N° 166 / 2024 pénal du 21.11.2024 Not. 29548/21/CD Numéro CAS-2024-00020 du registre La Cour de cassation du Grand-Duché de Luxembourg a rendu en son audience publique du jeudi, vingt-et-un novembre deux mille vingt-quatre, sur le pourvoi de PERSONNE1.), né le DATE1.) à ADRESSE1.) (Allemagne), demeurant à L-
ADRESSE2.), prévenu, demandeur en cassation, comparant par Maître Edoardo TIBERI, avocat à la Cour, en l’étude duquel domicile est élu, en présence du Ministère public l’arrêt qui suit :
Vu l’arrêt attaqué rendu le 20 décembre 2023 sous le numéro 453/23 X. par la Cour d’appel du Grand-Duché de Luxembourg, dixième chambre, siégeant en matière correctionnelle ;
Vu le pourvoi en cassation formé par Maître Edoardo TIBERI, avocat à la Cour, au nom de PERSONNE1.), suivant déclaration du 22 janvier 2024 au greffe de la Cour supérieure de Justice ;
Vu le mémoire en cassation déposé le 22 février 2024 au greffe de la Cour ;
Sur les conclusions du premier avocat général Monique SCHMITZ.

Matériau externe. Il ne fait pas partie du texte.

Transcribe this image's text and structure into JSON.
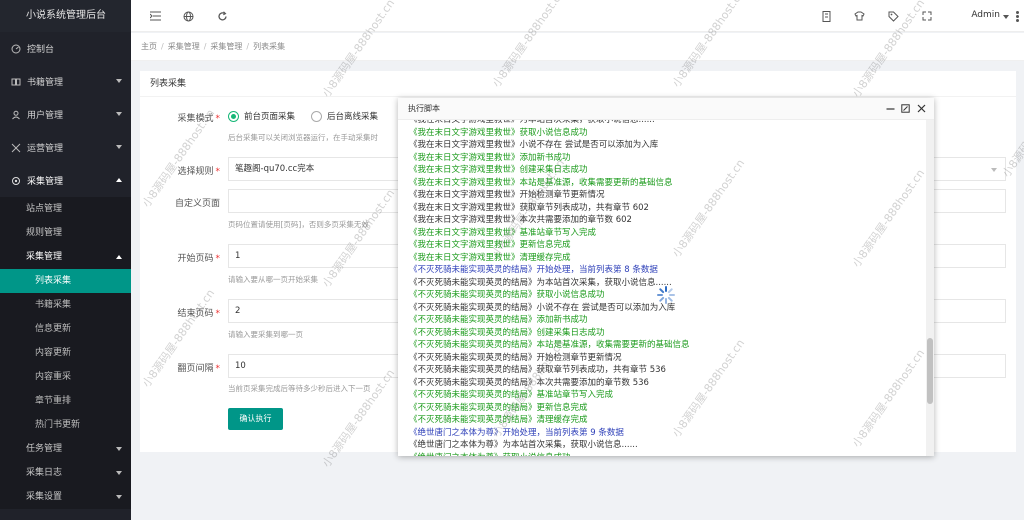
{
  "app": {
    "title": "小说系统管理后台"
  },
  "sidebar": {
    "items": [
      {
        "label": "控制台",
        "icon": "dashboard-icon"
      },
      {
        "label": "书籍管理",
        "icon": "book-icon"
      },
      {
        "label": "用户管理",
        "icon": "user-icon"
      },
      {
        "label": "运营管理",
        "icon": "operation-icon"
      },
      {
        "label": "采集管理",
        "icon": "collect-icon"
      }
    ],
    "collect_sub": [
      "站点管理",
      "规则管理",
      "采集管理"
    ],
    "collect_sub_sub": [
      "列表采集",
      "书籍采集",
      "信息更新",
      "内容更新",
      "内容重采",
      "章节重排",
      "热门书更新"
    ],
    "bottom_items": [
      "任务管理",
      "采集日志",
      "采集设置"
    ]
  },
  "header": {
    "admin": "Admin"
  },
  "breadcrumb": [
    "主页",
    "采集管理",
    "采集管理",
    "列表采集"
  ],
  "card": {
    "title": "列表采集",
    "mode_label": "采集模式",
    "mode_options": [
      "前台页面采集",
      "后台离线采集"
    ],
    "mode_tip": "后台采集可以关闭浏览器运行，在手动采集时",
    "rule_label": "选择规则",
    "rule_value": "笔趣阁-qu70.cc完本",
    "custom_label": "自定义页面",
    "custom_tip": "页码位置请使用[页码]，否则多页采集无效",
    "start_label": "开始页码",
    "start_value": "1",
    "start_tip": "请输入要从哪一页开始采集",
    "end_label": "结束页码",
    "end_value": "2",
    "end_tip": "请输入要采集到哪一页",
    "interval_label": "翻页间隔",
    "interval_value": "10",
    "interval_tip": "当前页采集完成后等待多少秒后进入下一页",
    "submit": "确认执行"
  },
  "modal": {
    "title": "执行脚本",
    "log": [
      {
        "t": "《我在末日文字游戏里救世》为本站首次采集，获取小说信息......",
        "c": "dark"
      },
      {
        "t": "《我在末日文字游戏里救世》获取小说信息成功",
        "c": "green"
      },
      {
        "t": "《我在末日文字游戏里救世》小说不存在 尝试是否可以添加为入库",
        "c": "dark"
      },
      {
        "t": "《我在末日文字游戏里救世》添加新书成功",
        "c": "green"
      },
      {
        "t": "《我在末日文字游戏里救世》创建采集日志成功",
        "c": "green"
      },
      {
        "t": "《我在末日文字游戏里救世》本站是基准源，收集需要更新的基础信息",
        "c": "green"
      },
      {
        "t": "《我在末日文字游戏里救世》开始检测章节更新情况",
        "c": "dark"
      },
      {
        "t": "《我在末日文字游戏里救世》获取章节列表成功，共有章节 602",
        "c": "dark"
      },
      {
        "t": "《我在末日文字游戏里救世》本次共需要添加的章节数 602",
        "c": "dark"
      },
      {
        "t": "《我在末日文字游戏里救世》基准站章节写入完成",
        "c": "green"
      },
      {
        "t": "《我在末日文字游戏里救世》更新信息完成",
        "c": "green"
      },
      {
        "t": "《我在末日文字游戏里救世》清理缓存完成",
        "c": "green"
      },
      {
        "t": "《不灭死骑未能实现英灵的结局》开始处理，当前列表第 8 条数据",
        "c": "blue"
      },
      {
        "t": "《不灭死骑未能实现英灵的结局》为本站首次采集，获取小说信息......",
        "c": "dark"
      },
      {
        "t": "《不灭死骑未能实现英灵的结局》获取小说信息成功",
        "c": "green"
      },
      {
        "t": "《不灭死骑未能实现英灵的结局》小说不存在 尝试是否可以添加为入库",
        "c": "dark"
      },
      {
        "t": "《不灭死骑未能实现英灵的结局》添加新书成功",
        "c": "green"
      },
      {
        "t": "《不灭死骑未能实现英灵的结局》创建采集日志成功",
        "c": "green"
      },
      {
        "t": "《不灭死骑未能实现英灵的结局》本站是基准源，收集需要更新的基础信息",
        "c": "green"
      },
      {
        "t": "《不灭死骑未能实现英灵的结局》开始检测章节更新情况",
        "c": "dark"
      },
      {
        "t": "《不灭死骑未能实现英灵的结局》获取章节列表成功，共有章节 536",
        "c": "dark"
      },
      {
        "t": "《不灭死骑未能实现英灵的结局》本次共需要添加的章节数 536",
        "c": "dark"
      },
      {
        "t": "《不灭死骑未能实现英灵的结局》基准站章节写入完成",
        "c": "green"
      },
      {
        "t": "《不灭死骑未能实现英灵的结局》更新信息完成",
        "c": "green"
      },
      {
        "t": "《不灭死骑未能实现英灵的结局》清理缓存完成",
        "c": "green"
      },
      {
        "t": "《绝世唐门之本体为尊》开始处理，当前列表第 9 条数据",
        "c": "blue"
      },
      {
        "t": "《绝世唐门之本体为尊》为本站首次采集，获取小说信息......",
        "c": "dark"
      },
      {
        "t": "《绝世唐门之本体为尊》获取小说信息成功",
        "c": "green"
      }
    ]
  },
  "watermark": "小8源码屋-888host.cn"
}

Sur les faits Selon l’arrêt attaqué, le Tribunal d’arrondissement de Luxembourg, siégeant en matière correctionnelle, avait condamné le demandeur en cassation du chef d’infractions aux articles 457-1, 3° et 275 du Code pénal à une peine d’emprisonnement assortie du sursis intégral et à une amende. La Cour d’appel a confirmé le jugement.
Sur l’unique moyen de cassation Enoncé du moyen « Tiré de la violation de l’article 6, paragraphe 1 de la Convention Européenne des Droits de l’Homme, qui dispose que Toute personne a droit à ce que sa cause soit entendue équitablement, publiquement et dans un délai raisonnable, par un tribunal indépendant et impartial, établi par la loi, qui décidera, soit des contestations sur ses droits et obligations de caractère civil, soit du bien-
fondé́ de toute accusation en matière pénale dirigée contre elle. » Par citation du Parquet Général, Madame la Procureure Général d’État près la Cour Supérieure de Justice à Luxembourg a requis Monsieur PERSONNE1.) de comparaitre le lundi 20 novembre 2023 à 15h00, devant la Cour d’appel à Luxembourg, Bâtiment de la Cour Supérieure de Justice, Cité Judiciaire, Plateau du Saint Esprit, rez-de-chaussée, salle d’audience n° CR.0.19, qui statuera sur l’appel interjeté par le prévenu préqualifiée PERSONNE1.) et par le Ministère public contre un jugement du tribunal d’arrondissement de et à Luxembourg du 29 juin 2023 dans l’affaire entre le Ministère public, partie poursuivante et PERSONNE1.), prévenu préqualifié.
Cependant, Monsieur PERSONNE1.) a été convoqué le même jour à la même heure par le tribunal d’arrondissement de et à Luxembourg, Bâtiment TL, Cité Judiciaire, Plateau du Saint Esprit, 1. étage, salle d’audience n° TL.1.10, pour voir statuer sur un renvoi de la Cour d’appel, dixième chambre, portant le numéro de notice 35607/21/CD.
L’affaire devant le tribunal d’arrondissement de Luxembourg portant le numéro de notice 35607/21/CD a été remise de façon contradictoire par le mandataire du demandeur en cassation.
Monsieur PERSONNE1.) qui n’était pas assisté par ministère d’avocat dans l’affaire du prédit pourvoi en cassation n’était donc pas en mesure de concevoir équitablement et de façon raisonnable que le même jour il devait se présenter à deux audiences différentes.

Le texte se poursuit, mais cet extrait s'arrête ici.